A tribute to John Hartl, ’67, Seattle’s greatest movie critic

Famed movie critic John Hartl, who spent decades at The Seattle Times, had a thoughtful eye, an unusually high IQ and an encyclopedic knowledge of film. His longtime friend and colleague Sheila Farr recalls their times together.

John Hartl at the British Film Institute in London. Courtesy of Michael Upchurch.

John Hartl was still an undergraduate at the University of Washington when he began his career as a film critic for The Seattle Times. For the next half century, he would guide and instruct readers: helping us understand, in ways we might not have been able to articulate, why a film worked – or crashed.

Even after he took an early retirement from the Times in 2001, disillusioned with newspaper life and an onslaught of trivial movies, he couldn’t give up. He kept writing freelance reviews until the progression of Lewy body dementia stopped him a few years ago. He was 76 when he died on June 3, still enthralled by movies.

It’s rare for someone so young to come to a job fully formed. But even in his earliest reviews, John’s voice was utterly assured and unaffected. He could sum up a performance with a few choice words. Of Rock Hudson in the 1966 movie “Blindfold,” he wrote: “Hudson didn’t act, he behaved.” And of Hudson’s co-star Claudia Cardinale: “Her performance consists mostly of changing from one skin-tight costume to another and then getting her sweater wet.”

Humorous in an understated way, sometimes tart but blunt when he needed to be, John was able to place films in context of the times, in the history of cinema and within the work of individual directors and actors — all when he was in his early 20s.

That’s because he had been studying movies since childhood.

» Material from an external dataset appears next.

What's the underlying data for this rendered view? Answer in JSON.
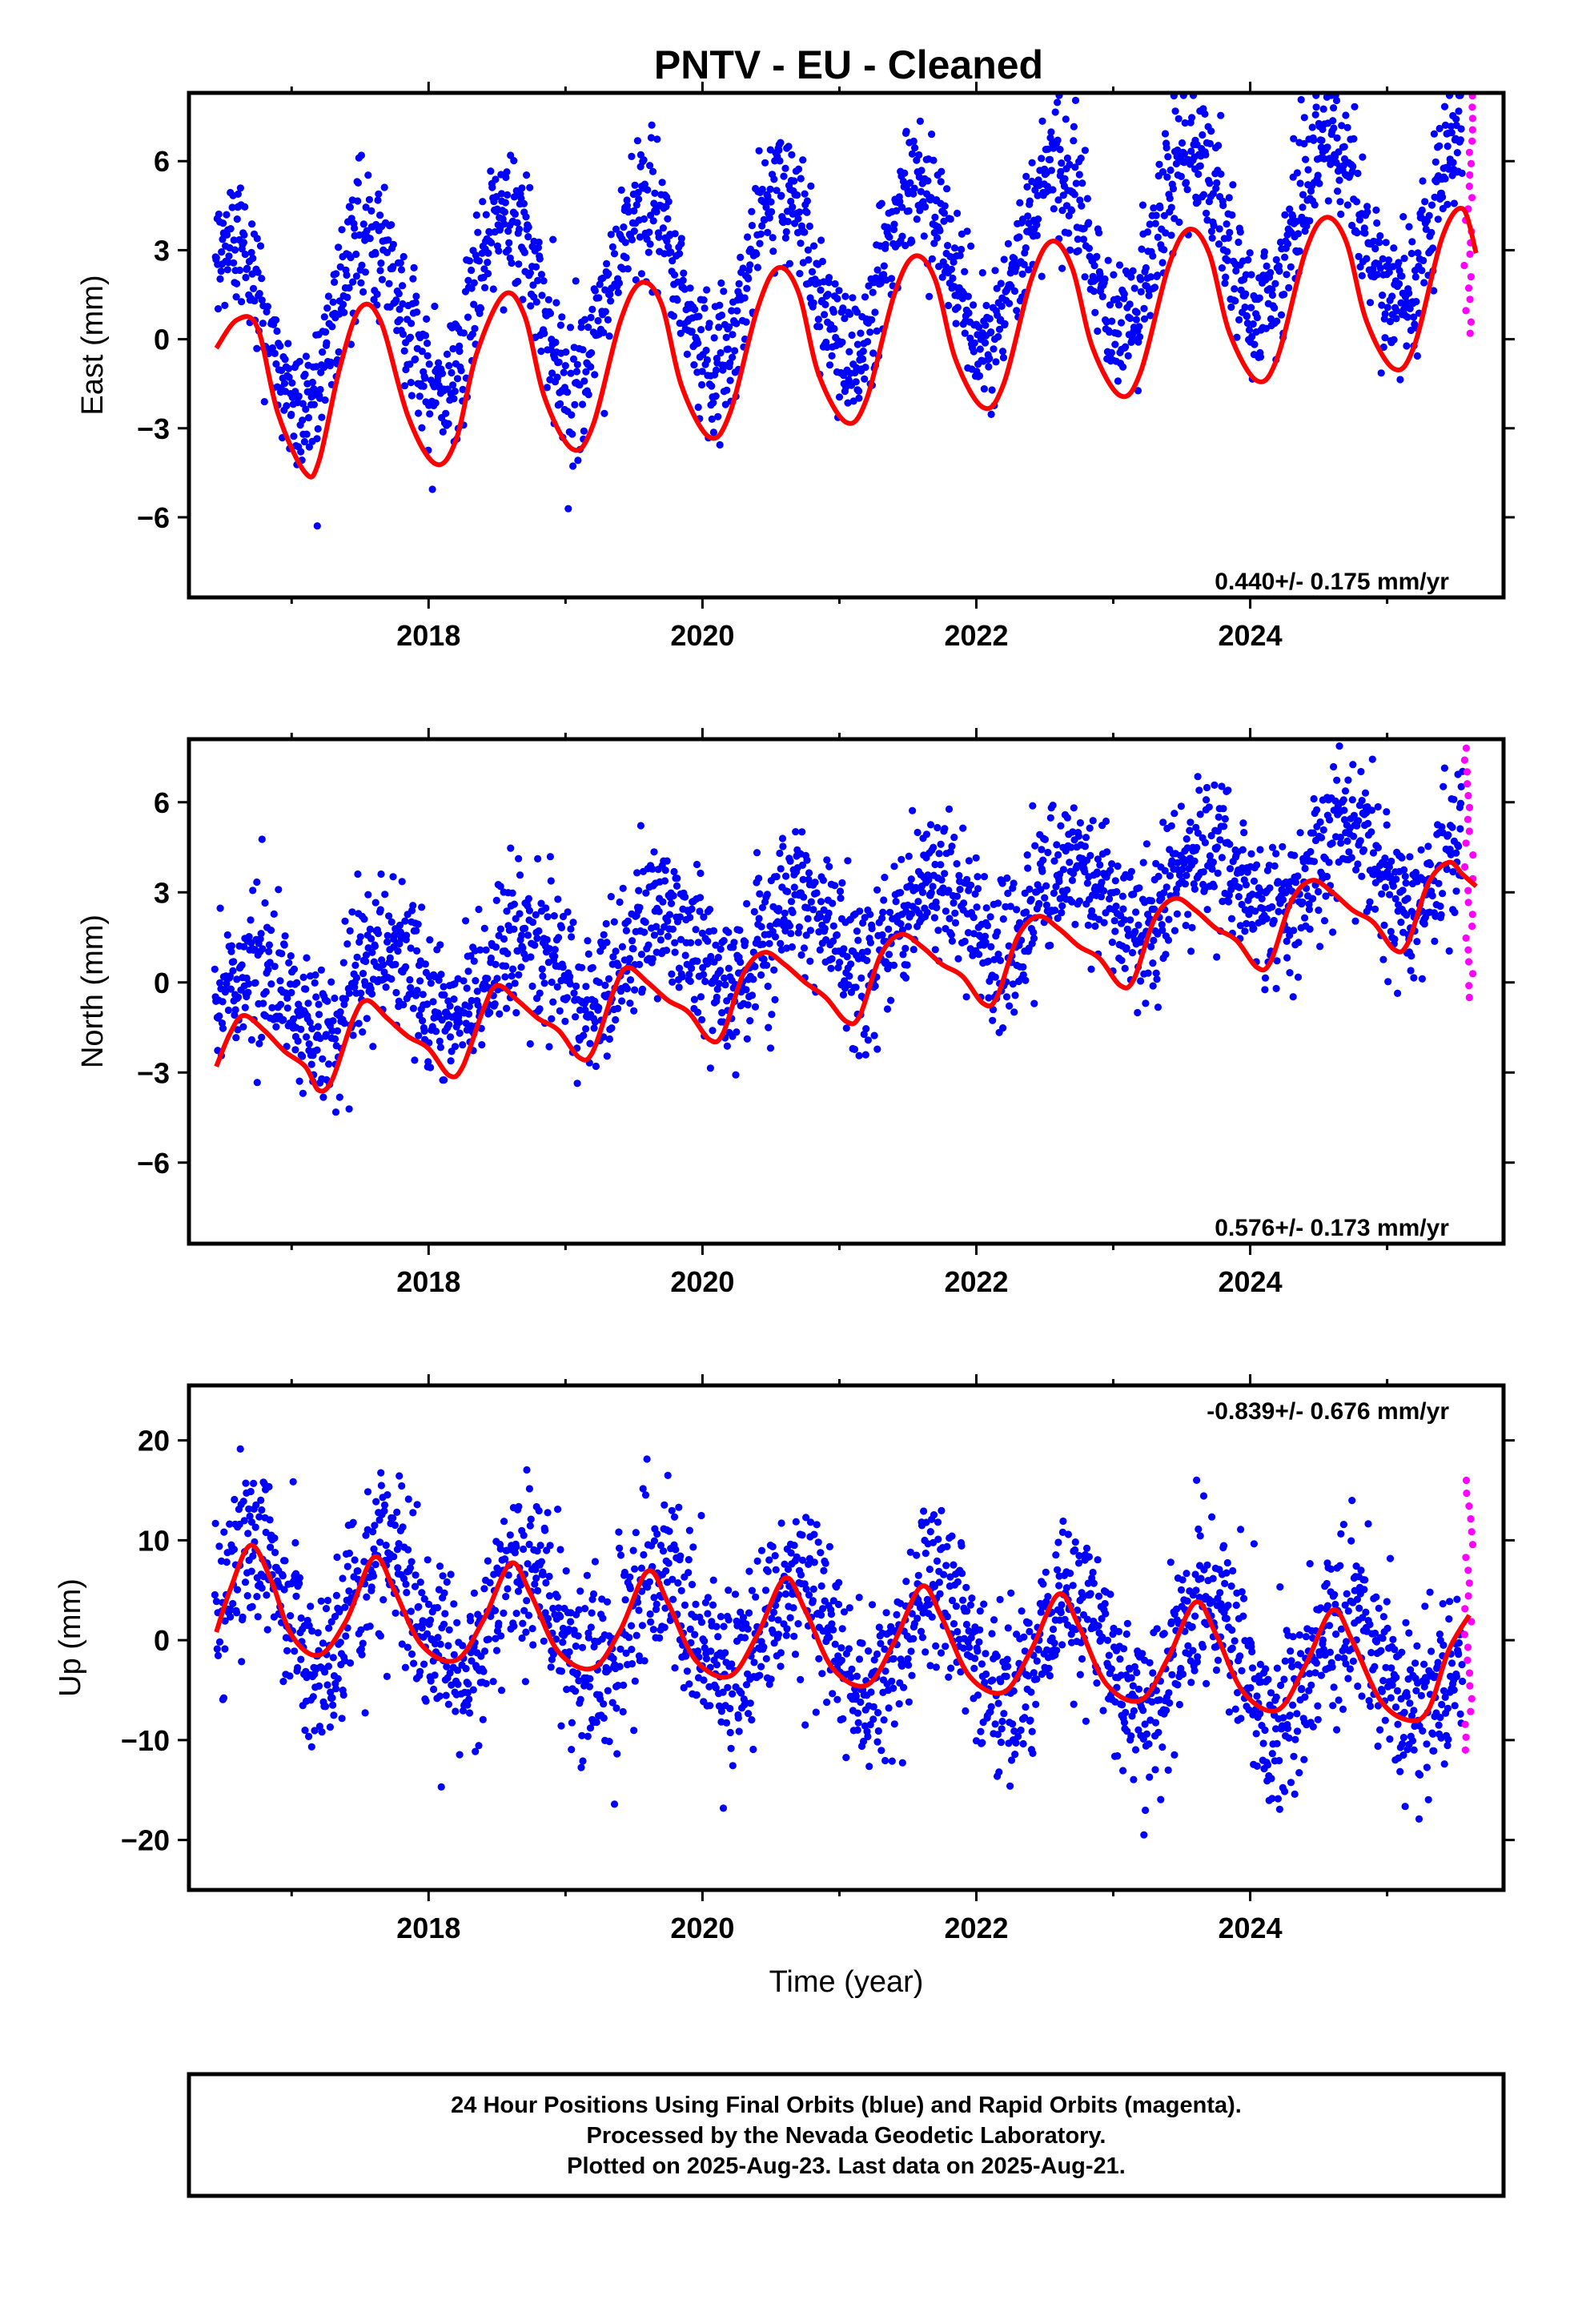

While still in elementary school, John made a weekly movie bulletin board for the family, featuring everything playing in their small town of Othello, Washington, and at the nearby theaters in Quincy and Wenatchee. According to his sister Mary, John would paste in clips from reviews, publicity photos, and his own remarks and illustrations. Then, just for himself, John had another bulletin board. That’s where he’d post the films showing in his imaginary movie house: “Citizen Kane,” sci-fi and horror movies, Hollywood classics, the great silent films of Chaplin and Keaton. In John’s ideal movie house, there was always a double feature.

When John got a paper route to earn money, he began collecting – and making – 8mm and 16 mm movies. He would entertain the neighborhood kids in the garage, hanging a sheet for a screen, selling popcorn and homemade root beer. At the age of 16, he won first place in a Portland newspaper’s Oscar awards contest, choosing the winner in nine out of ten categories. (He got free movie passes for a year – a real bonanza.) Did he already know that newspapers and movies would be his life?

When I first encountered John, I was 18, studying ballet at UW by day and working nights at the newly opened Harvard Exit Theater on Capitol Hill. Having John arrive at the theater was like a visit from royalty. He looked so young, yet, with his reviews, he had the power to make crowds appear. I never could have imagined we would one day be colleagues. But some 30 years later, when I was hired as The Times visual art critic, there we were, sitting a few desks apart. We quickly became friends.

The first time I invited John and his partner (later husband) the writer Michael Upchurch, to dinner, I realized how unusual John was. A group of us were sitting around the table, drinking wine and telling stories. John was quiet. When I glanced across the table at him, he was looking right at me. John didn’t shift his gaze like most people would when caught staring—because he wasn’t staring. He was watching the dinner party like he was at the cinema, taking it all in. That was his approach to life. When he did have something to say, it was astute— and people listened.

And then there was John’s prodigious memory. If you mentioned some movie you’d seen decades ago, he could tell you the date it was made, who directed it, the actors who played in it, where he first saw it, what Academy Awards it won or should have, and maybe an anecdote about his interview with the lead. Chances are he had a copy of the film, too, maybe in multiple formats, in his vast library – and would suggest a night to watch it together. John’s sister Beth remembers being a bit awestruck early in life by her older brother’s soaring IQ, in the 140 range: “We always knew he was different.”

It’s true. There was no one like John. With all he had going for him, his modesty and kindness stood out. I never heard him say anything derogatory about other writers— colleagues or competitors— even when he completely disagreed with their views. He was generous with his knowledge and his respect — and, after he died, with his body, too. Eager to help others, he arranged to donate brain tissue to UW for neurological research. John Hartl was that rare creature: a gifted critic and a benevolent presence. Without him, the Seattle movie scene has lost some of its glow.

Sheila Farr is an author and arts writer. She served as the visual art critic for The Seattle Times from 2000 until 2009.